Over recent weeks, there has been a growing interest in each of the administrations of England, Scotland and Wales about deposit return schemes for bottles and cans.
For convenience store owners in the UK, there are several problems with taking part in a deposit return scheme.
Firstly, more than 90% of stores in the sector are under 2,000sq ft, so finding space to fit a reverse vending machine or to take potentially hundreds of bottles and cans behind the till every week is an expensive and cumbersome challenge.
It’s important to note that the ACS is fully supportive of measures that cut litter and are effective
For those that can’t put a machine in, staff in store would have to manually administer the scheme at the tillpoint, creating queues and potential flashpoints with customers that may have packaging not eligible for a deposit refund.

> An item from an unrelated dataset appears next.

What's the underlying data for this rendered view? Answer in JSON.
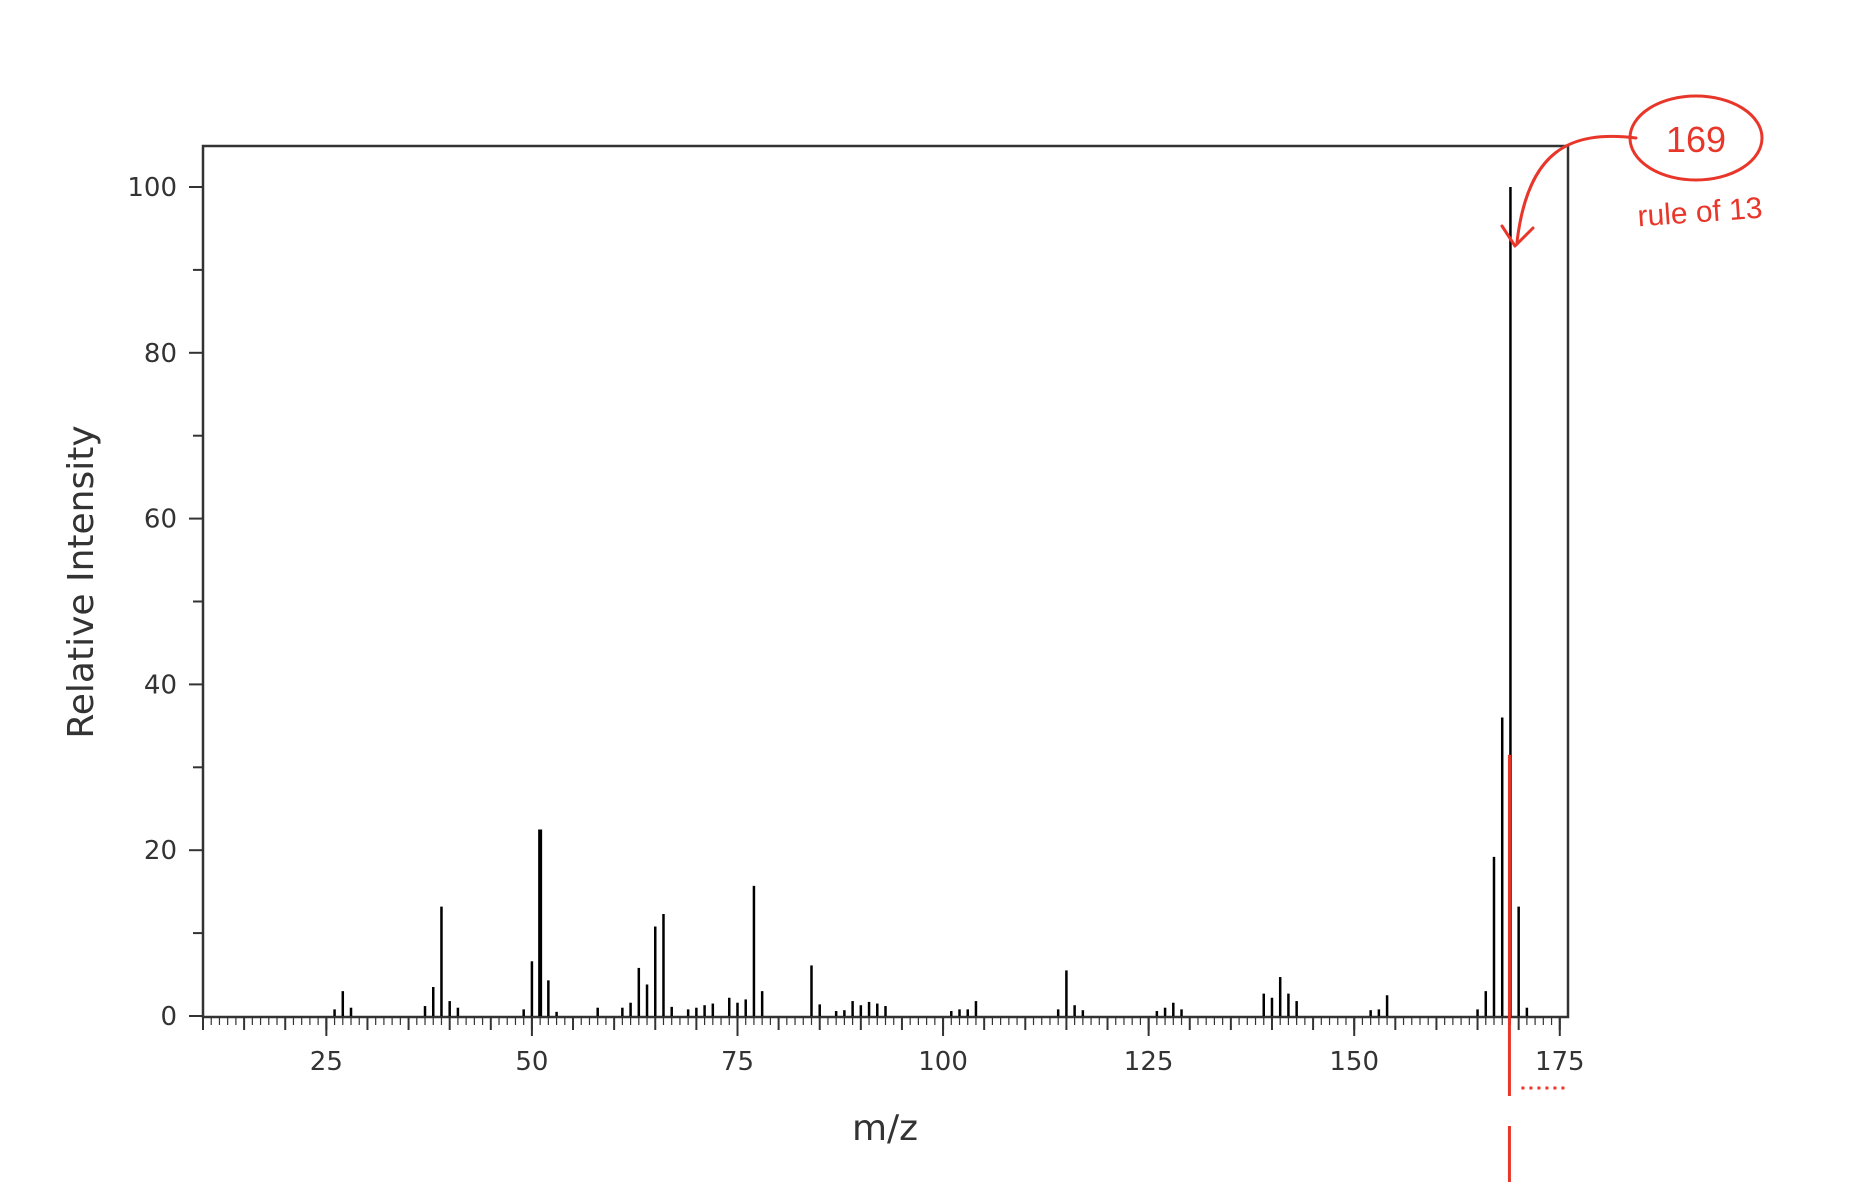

In addition to consultation with retailers, we have put together a body of evidence from consumers that sends a clear message: a deposit return scheme in any area of the UK would be ineffective, confusing and unnecessary.
Overall, 70% of consumers asked about ways they want to recycle said that they preferred existing kerbside collections, and main motivators for them to recycle more were to have more recyclable packaging and clearer labels of what can and can’t be recycled, not to have a new system of paying extra for some packaging, sorting it separately at home and then having to remember to take it back to a store.
It’s important to note that the ACS is fully supportive of measures that cut litter and are effective. We have been lobbying the Government since the introduction of the carrier bag charge to extend the scheme to small businesses because it’s effective, doesn’t cost anything to the retailer and doesn’t confuse customers.
A deposit return scheme does not tick any of those boxes, so we will continue to make the case for it to be scrapped.